Today was an opportunity to see some of the areas affected by the earthquake firsthand. We visited three towns -- San Isidro, Canoa, and Jama, all in hard-hit Manibi province.
In San Isidro, we joined a massive aid distribution operation providing water and 800 food packages to scores of hungry townspeople. This critically important relief effort was organized and deployed by Johnny Czarninski, the president of Guayaquil's Jewish community and a noted business leader.
In Jama and Canoa, the destruction was significant. I saw 90-year-old houses collapsed, and when I spoke to residents, the despair was clear. On one side-street, I met a mother who told us, with tears in her eyes, how her four children were killed. There is no doubt that the efforts of JDC and our partners help ensure these Ecuadoreans can pick up the pieces of their lives and rebuild.
Even Jama’s Catholic church was ravaged by the earthquake. The parish priest told me he and his staff are busy distributing food to residents in outlying hill villages. It was quite surreal for me to see rows of empty church benches laid out in orderly fashion on the street. The confessional was tucked in the shade a few yards away, waiting for parishioners who can only ask their god why he has brought them such chaos.

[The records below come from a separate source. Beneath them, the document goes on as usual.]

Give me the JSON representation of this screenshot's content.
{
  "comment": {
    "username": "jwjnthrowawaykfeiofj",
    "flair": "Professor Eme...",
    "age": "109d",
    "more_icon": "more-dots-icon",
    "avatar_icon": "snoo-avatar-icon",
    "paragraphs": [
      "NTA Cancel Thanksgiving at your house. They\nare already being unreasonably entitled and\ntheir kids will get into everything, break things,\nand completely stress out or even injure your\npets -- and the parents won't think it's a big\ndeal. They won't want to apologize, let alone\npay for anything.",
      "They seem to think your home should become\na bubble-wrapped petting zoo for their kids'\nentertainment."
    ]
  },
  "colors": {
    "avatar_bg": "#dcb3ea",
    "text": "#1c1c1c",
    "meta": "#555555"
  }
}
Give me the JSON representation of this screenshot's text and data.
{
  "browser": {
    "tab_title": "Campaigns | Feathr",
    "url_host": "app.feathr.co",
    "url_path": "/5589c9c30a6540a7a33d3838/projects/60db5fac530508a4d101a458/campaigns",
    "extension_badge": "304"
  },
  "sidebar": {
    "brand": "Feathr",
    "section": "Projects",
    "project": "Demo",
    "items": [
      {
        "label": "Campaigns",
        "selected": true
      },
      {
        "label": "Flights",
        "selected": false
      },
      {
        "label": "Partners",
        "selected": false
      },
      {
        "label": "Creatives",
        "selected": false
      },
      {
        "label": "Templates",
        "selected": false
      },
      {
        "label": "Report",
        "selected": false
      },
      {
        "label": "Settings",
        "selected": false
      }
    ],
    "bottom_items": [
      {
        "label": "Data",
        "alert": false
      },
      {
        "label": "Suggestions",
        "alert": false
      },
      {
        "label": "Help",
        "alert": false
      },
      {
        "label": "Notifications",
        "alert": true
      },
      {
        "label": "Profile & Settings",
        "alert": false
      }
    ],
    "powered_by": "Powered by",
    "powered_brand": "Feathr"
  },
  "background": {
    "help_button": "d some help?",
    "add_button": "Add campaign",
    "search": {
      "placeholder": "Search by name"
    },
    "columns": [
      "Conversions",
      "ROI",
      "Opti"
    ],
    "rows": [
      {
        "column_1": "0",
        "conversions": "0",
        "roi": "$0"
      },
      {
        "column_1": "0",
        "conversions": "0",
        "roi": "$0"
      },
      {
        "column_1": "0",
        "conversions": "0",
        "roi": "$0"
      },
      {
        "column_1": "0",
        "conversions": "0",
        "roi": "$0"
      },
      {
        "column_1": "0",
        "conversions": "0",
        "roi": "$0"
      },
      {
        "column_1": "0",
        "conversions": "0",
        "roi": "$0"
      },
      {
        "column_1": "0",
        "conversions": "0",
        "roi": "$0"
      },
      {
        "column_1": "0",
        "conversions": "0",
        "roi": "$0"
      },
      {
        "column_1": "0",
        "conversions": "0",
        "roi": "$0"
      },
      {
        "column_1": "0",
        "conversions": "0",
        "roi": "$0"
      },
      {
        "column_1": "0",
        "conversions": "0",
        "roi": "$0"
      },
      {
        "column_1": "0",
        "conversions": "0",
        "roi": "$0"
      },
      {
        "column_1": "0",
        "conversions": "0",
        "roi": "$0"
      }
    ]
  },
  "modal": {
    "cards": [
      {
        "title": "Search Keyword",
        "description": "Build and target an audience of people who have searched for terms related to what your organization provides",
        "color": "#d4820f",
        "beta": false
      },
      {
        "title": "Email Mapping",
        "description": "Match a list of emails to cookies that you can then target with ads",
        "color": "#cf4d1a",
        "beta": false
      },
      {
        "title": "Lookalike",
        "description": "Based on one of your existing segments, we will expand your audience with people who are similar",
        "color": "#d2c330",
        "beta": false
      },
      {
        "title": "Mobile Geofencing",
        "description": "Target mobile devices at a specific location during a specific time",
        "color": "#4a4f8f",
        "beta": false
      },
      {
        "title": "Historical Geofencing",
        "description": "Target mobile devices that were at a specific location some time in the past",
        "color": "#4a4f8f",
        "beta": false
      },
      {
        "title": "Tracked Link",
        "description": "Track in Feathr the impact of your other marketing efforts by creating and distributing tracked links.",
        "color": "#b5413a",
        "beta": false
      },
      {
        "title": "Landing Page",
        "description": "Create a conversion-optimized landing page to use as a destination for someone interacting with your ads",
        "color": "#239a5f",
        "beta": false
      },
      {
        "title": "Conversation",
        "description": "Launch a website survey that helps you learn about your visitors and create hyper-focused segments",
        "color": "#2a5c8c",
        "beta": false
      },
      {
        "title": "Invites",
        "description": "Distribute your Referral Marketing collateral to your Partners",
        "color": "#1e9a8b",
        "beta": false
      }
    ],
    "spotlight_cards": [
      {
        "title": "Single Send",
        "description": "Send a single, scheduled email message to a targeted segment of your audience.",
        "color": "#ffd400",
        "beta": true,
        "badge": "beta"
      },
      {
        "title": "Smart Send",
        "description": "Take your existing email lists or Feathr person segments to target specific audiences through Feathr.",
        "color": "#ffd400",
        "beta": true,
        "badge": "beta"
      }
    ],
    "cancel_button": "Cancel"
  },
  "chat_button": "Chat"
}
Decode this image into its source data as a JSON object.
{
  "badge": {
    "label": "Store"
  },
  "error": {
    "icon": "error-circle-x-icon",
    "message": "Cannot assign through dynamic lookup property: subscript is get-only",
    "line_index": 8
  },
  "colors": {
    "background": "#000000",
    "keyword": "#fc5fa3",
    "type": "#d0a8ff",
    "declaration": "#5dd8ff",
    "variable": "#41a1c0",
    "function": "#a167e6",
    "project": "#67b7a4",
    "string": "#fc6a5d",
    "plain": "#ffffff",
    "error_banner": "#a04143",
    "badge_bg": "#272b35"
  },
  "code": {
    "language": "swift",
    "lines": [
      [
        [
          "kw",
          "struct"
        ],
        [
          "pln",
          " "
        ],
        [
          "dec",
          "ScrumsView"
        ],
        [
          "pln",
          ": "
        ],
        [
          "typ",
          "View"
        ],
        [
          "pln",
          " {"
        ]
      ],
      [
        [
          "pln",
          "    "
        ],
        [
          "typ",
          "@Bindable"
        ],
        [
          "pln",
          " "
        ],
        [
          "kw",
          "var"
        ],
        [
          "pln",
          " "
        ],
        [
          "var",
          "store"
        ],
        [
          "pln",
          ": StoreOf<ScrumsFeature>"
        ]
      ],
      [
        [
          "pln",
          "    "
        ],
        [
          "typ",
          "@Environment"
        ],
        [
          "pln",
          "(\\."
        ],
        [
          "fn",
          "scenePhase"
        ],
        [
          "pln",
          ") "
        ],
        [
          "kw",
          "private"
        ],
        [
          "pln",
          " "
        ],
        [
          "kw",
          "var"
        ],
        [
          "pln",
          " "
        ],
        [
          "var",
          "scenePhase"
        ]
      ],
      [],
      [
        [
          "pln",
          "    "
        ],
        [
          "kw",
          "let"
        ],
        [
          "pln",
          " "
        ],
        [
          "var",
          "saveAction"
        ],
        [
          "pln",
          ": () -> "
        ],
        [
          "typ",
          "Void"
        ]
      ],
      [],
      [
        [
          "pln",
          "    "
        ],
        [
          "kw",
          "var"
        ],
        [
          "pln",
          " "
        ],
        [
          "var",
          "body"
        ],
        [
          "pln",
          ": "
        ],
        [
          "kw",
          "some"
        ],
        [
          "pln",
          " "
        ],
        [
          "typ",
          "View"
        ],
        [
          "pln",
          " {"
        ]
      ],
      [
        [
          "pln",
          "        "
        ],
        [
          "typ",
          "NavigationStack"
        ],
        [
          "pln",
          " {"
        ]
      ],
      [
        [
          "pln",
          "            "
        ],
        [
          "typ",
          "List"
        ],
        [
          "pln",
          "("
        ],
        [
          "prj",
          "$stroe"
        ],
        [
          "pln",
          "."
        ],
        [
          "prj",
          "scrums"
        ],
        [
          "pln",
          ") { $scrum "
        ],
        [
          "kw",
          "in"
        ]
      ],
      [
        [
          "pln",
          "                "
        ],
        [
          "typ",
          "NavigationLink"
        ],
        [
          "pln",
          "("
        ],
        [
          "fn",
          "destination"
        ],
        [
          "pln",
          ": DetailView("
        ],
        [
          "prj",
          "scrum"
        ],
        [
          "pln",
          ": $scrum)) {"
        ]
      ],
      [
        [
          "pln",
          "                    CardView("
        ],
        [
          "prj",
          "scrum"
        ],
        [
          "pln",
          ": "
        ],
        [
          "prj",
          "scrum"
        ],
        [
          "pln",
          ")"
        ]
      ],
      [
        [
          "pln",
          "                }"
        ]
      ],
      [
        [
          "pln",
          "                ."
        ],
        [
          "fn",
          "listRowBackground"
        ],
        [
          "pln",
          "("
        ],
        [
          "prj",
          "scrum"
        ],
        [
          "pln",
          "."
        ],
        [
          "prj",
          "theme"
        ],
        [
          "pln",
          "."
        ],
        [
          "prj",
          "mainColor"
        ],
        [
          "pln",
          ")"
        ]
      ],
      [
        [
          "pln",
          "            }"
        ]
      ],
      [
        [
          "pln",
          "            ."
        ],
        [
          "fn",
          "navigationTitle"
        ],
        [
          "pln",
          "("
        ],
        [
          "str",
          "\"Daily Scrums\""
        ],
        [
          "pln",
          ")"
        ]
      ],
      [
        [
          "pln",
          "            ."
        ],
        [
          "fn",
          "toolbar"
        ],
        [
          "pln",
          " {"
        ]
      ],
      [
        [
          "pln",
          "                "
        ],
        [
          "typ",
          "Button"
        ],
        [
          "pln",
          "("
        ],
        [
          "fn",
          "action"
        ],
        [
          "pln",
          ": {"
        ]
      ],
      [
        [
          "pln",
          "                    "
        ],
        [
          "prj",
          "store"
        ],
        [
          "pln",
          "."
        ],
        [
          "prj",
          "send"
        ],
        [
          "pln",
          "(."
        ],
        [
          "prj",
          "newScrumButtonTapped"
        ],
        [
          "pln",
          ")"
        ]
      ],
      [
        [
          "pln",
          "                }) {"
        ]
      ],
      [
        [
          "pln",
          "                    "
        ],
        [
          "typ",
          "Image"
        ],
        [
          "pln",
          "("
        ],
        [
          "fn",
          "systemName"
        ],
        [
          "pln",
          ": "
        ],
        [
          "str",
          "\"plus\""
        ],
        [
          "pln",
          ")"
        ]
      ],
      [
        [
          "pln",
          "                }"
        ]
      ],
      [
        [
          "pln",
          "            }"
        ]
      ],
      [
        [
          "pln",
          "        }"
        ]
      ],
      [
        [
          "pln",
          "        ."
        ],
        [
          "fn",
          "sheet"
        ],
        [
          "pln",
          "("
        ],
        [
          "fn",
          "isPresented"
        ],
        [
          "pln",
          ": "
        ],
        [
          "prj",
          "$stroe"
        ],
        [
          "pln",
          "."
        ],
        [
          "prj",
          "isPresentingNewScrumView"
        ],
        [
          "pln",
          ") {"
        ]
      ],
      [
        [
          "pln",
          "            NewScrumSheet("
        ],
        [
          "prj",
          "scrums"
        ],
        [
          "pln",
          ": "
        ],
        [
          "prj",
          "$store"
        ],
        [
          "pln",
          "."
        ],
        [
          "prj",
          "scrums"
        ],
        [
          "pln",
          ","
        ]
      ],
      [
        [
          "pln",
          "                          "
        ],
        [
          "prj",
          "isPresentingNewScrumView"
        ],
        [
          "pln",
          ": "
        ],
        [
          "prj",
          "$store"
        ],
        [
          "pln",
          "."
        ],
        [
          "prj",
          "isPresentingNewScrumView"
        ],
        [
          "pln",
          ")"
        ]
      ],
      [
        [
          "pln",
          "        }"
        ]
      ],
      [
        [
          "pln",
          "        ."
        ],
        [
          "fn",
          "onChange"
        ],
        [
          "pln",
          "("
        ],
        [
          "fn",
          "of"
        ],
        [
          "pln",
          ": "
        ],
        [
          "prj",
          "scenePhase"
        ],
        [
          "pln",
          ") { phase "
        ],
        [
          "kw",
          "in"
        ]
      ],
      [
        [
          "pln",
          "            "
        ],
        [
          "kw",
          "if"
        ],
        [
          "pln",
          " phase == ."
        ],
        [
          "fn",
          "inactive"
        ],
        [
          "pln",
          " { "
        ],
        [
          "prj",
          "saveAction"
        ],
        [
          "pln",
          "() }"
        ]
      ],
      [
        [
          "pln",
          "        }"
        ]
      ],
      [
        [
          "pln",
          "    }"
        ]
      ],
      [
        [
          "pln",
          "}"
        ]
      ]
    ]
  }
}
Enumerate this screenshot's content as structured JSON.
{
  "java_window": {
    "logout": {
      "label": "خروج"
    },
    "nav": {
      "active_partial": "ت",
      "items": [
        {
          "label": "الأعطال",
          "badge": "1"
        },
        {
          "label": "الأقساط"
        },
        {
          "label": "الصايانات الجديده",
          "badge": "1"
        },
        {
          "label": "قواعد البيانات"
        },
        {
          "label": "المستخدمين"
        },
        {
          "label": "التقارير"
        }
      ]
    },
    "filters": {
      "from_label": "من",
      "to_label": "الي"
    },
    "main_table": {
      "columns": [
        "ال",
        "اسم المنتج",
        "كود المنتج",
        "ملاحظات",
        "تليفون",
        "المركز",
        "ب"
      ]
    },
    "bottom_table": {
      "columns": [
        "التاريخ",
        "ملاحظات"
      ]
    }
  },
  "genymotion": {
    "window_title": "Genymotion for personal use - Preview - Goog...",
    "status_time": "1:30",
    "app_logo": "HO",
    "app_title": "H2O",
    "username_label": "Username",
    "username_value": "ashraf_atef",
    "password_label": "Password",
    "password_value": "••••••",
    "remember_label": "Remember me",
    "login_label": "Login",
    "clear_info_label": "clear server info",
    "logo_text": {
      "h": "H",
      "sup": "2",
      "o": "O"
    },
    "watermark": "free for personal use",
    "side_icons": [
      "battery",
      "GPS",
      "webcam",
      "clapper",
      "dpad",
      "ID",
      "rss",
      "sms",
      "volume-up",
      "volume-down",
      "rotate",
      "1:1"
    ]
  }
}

Every school we saw suffered significant structural damage. It's doubtful that a number of them will see pupils in their rooms in the near future.
Shelter, livelihood, and education remain central issues and as we have learned in the past, require addressing shortly after the initial shock of the disaster has passed.
We were moved and saddened to see people standing along the signs holding up signs. They read Ayuda — “Help.”
There are too few social workers and psychologists to treat those here who are in need.
We’re proud at these moments to be a part of JDC, bringing a small degree of hope to those facing great odds.